On Tuesdays, kids could sell the Saturday Evening Post, Liberty or Colliers magazines. The profit was a couple pennies from each sale but sellers also earned valuable coupons based on the number of magazines sold and these could be redeemed for valuable prizes when a lofty plateau was reached — which usually never was.
Since there were no cumbersome child labor laws, an industrious kid would get up at 4 a.m. to deliver the San Diego Union and Los Angeles Examiner. When that task was completed it could be followed by going on the Hillman Dairy milk route, which always ended at the Del Mar Hotel. Free day old pastries were available in the kitchen and there was no limit.
The next moneymaking opportunity was clerking at the drug store. Down side of that job was having to put on an apron around the noon hour and washing dishes behind the fountain. Afternoons were free and usually were spent at the beach. Before returning for the night time shift at the drugstore there was the Evening Tribune and Los Angeles Herald Express to deliver to 60 or 70 customers throughout the village.

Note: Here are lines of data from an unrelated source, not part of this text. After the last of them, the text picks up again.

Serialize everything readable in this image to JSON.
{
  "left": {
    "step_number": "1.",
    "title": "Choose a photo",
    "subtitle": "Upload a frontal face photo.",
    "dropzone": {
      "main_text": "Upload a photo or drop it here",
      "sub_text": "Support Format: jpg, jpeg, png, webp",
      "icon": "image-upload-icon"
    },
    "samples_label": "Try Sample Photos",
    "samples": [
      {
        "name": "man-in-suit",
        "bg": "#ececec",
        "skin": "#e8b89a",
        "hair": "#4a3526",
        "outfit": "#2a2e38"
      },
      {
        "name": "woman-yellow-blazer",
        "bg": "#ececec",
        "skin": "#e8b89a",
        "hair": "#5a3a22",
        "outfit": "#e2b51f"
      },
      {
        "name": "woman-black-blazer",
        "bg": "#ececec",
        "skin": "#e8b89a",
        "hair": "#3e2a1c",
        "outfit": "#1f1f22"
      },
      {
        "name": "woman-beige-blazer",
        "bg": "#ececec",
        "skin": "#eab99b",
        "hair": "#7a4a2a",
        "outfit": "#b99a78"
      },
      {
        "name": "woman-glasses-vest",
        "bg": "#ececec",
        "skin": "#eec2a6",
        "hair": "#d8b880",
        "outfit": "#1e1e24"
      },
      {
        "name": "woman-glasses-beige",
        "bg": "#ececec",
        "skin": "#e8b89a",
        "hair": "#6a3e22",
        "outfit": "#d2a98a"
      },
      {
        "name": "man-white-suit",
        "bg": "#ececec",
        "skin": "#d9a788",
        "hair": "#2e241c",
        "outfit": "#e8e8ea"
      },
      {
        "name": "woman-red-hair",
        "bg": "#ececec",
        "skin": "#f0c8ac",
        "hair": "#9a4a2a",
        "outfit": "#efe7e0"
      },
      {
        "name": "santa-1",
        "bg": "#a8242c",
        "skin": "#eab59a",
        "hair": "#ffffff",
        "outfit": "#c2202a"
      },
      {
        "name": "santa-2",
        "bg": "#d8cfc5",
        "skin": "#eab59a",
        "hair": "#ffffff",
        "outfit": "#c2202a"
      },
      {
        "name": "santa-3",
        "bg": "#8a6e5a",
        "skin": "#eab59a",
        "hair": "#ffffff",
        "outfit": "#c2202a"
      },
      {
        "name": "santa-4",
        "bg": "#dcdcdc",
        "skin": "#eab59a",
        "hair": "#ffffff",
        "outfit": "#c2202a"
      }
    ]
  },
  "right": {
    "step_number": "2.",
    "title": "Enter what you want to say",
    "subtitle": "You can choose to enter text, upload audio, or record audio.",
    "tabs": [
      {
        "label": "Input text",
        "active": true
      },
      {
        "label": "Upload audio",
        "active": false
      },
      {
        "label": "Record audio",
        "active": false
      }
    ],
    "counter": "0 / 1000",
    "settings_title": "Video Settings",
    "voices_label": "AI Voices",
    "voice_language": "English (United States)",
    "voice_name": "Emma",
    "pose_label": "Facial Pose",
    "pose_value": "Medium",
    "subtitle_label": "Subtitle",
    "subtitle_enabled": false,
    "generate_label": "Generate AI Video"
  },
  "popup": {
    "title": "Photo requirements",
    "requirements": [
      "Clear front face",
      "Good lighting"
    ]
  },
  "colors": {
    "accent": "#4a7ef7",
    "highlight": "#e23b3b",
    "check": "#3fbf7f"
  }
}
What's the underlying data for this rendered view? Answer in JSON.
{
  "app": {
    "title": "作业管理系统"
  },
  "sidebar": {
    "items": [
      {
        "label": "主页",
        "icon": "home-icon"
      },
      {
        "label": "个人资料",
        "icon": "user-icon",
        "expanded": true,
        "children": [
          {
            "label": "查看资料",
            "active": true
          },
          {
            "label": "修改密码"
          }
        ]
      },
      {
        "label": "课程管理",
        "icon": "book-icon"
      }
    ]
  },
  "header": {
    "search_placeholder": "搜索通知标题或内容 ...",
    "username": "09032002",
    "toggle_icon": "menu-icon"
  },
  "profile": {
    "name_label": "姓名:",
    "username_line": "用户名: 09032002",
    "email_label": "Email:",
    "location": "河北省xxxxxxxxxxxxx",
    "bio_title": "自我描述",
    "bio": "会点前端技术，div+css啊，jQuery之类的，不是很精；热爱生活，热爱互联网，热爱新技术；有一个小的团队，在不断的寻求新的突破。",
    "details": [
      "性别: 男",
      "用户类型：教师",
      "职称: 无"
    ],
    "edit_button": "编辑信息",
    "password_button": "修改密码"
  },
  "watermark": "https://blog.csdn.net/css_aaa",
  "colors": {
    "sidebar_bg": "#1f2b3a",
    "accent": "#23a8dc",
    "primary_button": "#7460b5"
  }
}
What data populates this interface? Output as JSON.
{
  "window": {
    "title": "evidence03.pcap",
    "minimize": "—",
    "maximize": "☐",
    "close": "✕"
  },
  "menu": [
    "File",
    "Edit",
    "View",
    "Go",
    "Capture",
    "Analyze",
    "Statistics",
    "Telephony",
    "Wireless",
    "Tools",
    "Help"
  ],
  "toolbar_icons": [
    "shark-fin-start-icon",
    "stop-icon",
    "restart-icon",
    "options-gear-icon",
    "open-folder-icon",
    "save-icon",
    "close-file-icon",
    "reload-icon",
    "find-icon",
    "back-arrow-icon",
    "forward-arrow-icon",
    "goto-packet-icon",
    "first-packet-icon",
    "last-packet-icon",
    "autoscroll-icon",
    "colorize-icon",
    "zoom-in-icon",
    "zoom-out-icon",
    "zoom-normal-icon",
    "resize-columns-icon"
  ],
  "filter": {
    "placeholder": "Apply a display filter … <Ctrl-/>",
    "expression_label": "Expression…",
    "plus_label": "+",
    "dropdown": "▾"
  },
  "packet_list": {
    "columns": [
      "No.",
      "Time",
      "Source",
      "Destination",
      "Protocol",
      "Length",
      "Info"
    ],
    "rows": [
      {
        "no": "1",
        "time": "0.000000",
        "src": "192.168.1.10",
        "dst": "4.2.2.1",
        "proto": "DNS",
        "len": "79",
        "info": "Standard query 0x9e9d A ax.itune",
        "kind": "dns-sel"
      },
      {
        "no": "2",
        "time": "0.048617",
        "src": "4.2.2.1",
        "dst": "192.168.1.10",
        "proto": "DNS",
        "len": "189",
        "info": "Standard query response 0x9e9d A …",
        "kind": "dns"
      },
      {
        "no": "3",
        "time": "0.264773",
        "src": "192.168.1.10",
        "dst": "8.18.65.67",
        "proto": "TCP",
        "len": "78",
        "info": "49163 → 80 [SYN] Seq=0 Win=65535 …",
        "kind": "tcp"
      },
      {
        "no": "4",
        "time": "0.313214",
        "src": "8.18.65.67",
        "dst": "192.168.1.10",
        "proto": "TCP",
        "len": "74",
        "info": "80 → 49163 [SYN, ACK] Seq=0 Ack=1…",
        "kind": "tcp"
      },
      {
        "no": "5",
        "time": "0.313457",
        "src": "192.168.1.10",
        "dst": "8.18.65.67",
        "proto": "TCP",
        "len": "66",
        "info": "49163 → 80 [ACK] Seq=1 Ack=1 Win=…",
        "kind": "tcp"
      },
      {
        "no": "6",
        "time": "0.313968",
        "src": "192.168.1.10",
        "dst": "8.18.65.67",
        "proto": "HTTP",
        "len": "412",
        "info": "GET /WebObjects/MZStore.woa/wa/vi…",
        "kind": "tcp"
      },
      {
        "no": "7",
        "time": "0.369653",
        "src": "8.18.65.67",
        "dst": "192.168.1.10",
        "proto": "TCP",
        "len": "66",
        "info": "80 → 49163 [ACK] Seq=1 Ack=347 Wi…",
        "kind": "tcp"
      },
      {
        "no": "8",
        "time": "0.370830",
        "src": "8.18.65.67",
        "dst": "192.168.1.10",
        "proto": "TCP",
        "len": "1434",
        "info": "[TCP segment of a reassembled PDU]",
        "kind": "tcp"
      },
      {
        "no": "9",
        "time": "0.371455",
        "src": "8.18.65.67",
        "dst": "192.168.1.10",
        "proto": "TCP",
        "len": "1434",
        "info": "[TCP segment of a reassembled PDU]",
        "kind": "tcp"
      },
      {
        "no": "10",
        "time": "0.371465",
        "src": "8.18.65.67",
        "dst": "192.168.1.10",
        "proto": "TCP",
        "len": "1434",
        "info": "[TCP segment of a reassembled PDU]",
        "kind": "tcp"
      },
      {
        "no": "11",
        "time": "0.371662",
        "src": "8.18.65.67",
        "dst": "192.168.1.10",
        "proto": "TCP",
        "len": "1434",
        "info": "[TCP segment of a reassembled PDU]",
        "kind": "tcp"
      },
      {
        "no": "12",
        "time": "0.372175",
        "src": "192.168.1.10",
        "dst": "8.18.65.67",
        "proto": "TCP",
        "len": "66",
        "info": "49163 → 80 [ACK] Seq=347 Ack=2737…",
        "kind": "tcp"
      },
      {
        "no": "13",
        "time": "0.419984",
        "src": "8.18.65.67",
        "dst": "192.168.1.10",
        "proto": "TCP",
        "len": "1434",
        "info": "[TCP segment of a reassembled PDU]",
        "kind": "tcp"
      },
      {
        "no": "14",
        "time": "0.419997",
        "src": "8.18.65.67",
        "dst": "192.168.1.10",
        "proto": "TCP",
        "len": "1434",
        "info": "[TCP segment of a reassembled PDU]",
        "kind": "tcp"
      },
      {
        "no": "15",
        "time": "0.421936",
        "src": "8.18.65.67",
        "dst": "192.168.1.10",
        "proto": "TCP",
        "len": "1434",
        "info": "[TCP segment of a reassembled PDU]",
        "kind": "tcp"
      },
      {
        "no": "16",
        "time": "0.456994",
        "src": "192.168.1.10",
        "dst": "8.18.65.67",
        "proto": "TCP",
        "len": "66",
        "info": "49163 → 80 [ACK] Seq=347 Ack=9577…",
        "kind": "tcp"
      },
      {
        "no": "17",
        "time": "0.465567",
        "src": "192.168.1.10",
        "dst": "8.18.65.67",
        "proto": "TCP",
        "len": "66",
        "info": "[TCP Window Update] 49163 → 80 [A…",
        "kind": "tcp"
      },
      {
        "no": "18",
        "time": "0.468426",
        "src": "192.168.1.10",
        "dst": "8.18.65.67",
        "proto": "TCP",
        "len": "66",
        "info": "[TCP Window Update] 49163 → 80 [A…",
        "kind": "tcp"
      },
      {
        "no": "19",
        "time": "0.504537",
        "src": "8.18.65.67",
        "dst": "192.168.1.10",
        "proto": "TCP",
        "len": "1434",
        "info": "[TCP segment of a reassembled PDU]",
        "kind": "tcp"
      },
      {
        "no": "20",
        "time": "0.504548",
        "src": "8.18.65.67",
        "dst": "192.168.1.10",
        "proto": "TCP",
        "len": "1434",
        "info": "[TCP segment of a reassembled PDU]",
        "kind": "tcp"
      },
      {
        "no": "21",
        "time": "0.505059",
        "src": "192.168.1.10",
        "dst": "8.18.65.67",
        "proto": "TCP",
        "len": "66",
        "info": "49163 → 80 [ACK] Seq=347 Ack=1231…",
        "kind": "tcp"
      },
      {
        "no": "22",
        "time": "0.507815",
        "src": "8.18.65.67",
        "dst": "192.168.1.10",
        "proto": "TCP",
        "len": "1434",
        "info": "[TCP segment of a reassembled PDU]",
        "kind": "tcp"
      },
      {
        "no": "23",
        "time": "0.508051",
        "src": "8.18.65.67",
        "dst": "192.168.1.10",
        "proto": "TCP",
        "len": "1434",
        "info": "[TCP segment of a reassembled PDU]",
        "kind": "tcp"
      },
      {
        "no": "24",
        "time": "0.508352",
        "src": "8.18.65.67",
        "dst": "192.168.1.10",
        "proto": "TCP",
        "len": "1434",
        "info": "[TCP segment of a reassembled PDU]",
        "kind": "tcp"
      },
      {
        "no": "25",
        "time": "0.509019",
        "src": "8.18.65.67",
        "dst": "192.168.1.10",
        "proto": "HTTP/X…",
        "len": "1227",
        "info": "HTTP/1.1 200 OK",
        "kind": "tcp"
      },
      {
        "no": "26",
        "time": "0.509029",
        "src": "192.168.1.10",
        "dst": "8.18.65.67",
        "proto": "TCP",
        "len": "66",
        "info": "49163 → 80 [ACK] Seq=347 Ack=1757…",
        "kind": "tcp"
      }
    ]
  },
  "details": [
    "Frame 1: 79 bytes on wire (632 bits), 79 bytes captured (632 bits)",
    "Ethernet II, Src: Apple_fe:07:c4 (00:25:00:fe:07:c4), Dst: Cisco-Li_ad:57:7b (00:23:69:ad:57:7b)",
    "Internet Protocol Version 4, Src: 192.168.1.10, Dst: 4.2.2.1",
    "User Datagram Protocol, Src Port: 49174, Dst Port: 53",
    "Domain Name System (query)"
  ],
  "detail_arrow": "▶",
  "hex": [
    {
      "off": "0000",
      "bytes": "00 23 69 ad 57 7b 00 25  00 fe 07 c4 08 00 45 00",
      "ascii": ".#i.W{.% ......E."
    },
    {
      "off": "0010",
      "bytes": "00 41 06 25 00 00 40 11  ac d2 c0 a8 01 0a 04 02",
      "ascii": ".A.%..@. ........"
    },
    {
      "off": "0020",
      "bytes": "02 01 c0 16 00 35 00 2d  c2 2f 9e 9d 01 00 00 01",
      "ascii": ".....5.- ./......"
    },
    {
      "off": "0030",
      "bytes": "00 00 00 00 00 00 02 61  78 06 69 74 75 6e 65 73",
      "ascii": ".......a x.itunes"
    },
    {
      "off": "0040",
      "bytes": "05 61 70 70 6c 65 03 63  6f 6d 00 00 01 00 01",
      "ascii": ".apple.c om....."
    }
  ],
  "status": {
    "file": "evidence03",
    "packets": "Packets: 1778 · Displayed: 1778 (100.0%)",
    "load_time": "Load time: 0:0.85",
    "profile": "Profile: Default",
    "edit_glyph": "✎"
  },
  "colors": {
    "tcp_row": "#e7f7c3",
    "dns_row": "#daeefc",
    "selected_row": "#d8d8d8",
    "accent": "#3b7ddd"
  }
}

During the races the entrance to the hotel was a prime location for selling newspapers. Management was sympathetic and never discouraged the kids. The night shift at the drugstore usually ended when the Daily Racing Form arrived from L.A. containing the next
day’s race entries and handicap.
Although delivering the newspaper to Hollywood celebrities was a highlight, it had a downside. Payments came from out of town offices that usually took weeks. One prominent actor, now long retired, still owes $1.65
for a month’s delivery. Unfortunately the statute of limitations for collection has expired long ago.